Homenagem ao terrorista e descaso para vítima
A vítima do caso em questão foi atingida por uma bomba em 19 de março de 1968, aos 22 anos de idade, e teve negada a pensão pela Comissão de Anistia. Já o terrorista que o mutilou na explosão no Consulado dos Estados Unidos, instalada na Avenida Paulista, em São Paulo (SP), foi agraciado com uma pensão três vezes maior que a dele, concedida pela Comissão de Anistia em 2008. E recebeu R$ 400 mil retroativos.

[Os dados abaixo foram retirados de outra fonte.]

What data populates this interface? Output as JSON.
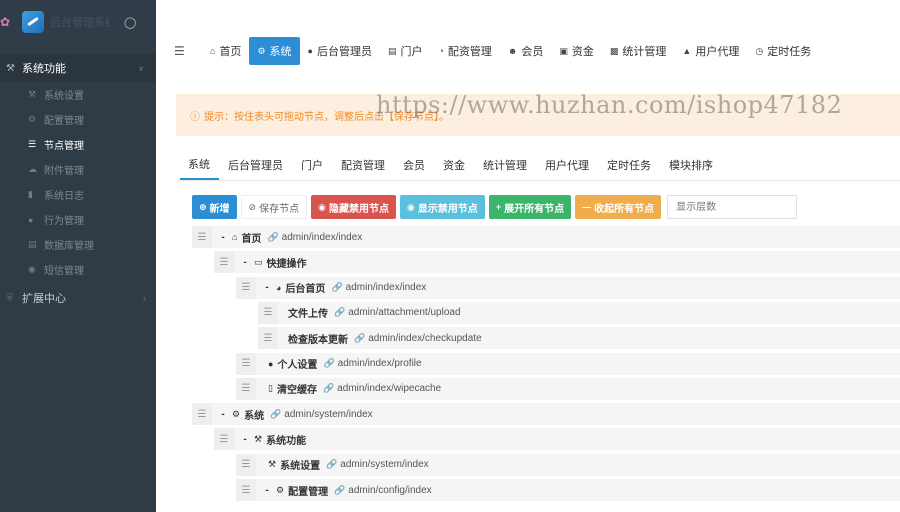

Outro terrorista confessou duas vezes a participação no atentado que vitimou Lovecchio, que devia ter sido também indenizado pela invalidez. Mas Lovechio se aposentou por invalidez com pensão de R$ 571 do INSS. Enquanto seu algoz, Diógenes José de Carvalho Oliveira, um dos chefes da Vanguarda Popular Revolucionária, foi agraciado pela Comissão da Anistia com uma pensão vitalícia de R$ 1,6 mil, além da indenização retroativa de R$ 400 mil, pela ação no grupo de extrema esquerda e por ter sido “obrigado a abandonar seu emprego na Companhia Estadual de Energia do Rio Grande do Sul”.
A Agência Brasileira de Inteligência (Abin) relatou à Comissão de Anitsia que o terrorista também roubou armas e bombas, assaltou bancos e promoveu outros atentados, a exemplo da execução do capitão americano Charles Rodney Chandler. E foi indenizado com o argumento do conselheiro Egmar José de Oliveira, da Comissão de Anistia, “pelo significado histórico da militância política e revolucionária” e “por ter participado da luta armada”.
“Na Comissão de Anistia, sem prova alguma, um dos terroristas responsáveis pelo infortúnio do embargante recebeu
milionária indenização, em homenagem à ‘magnitude’ de sua ação criminosa. O embargante, por sua vez, teve que ouvir que a detonação da bomba na calçada pública e a sua permanente mutilação não passaram de ‘acidente’, de ‘triste fatalidade'”, criticou o desembargador.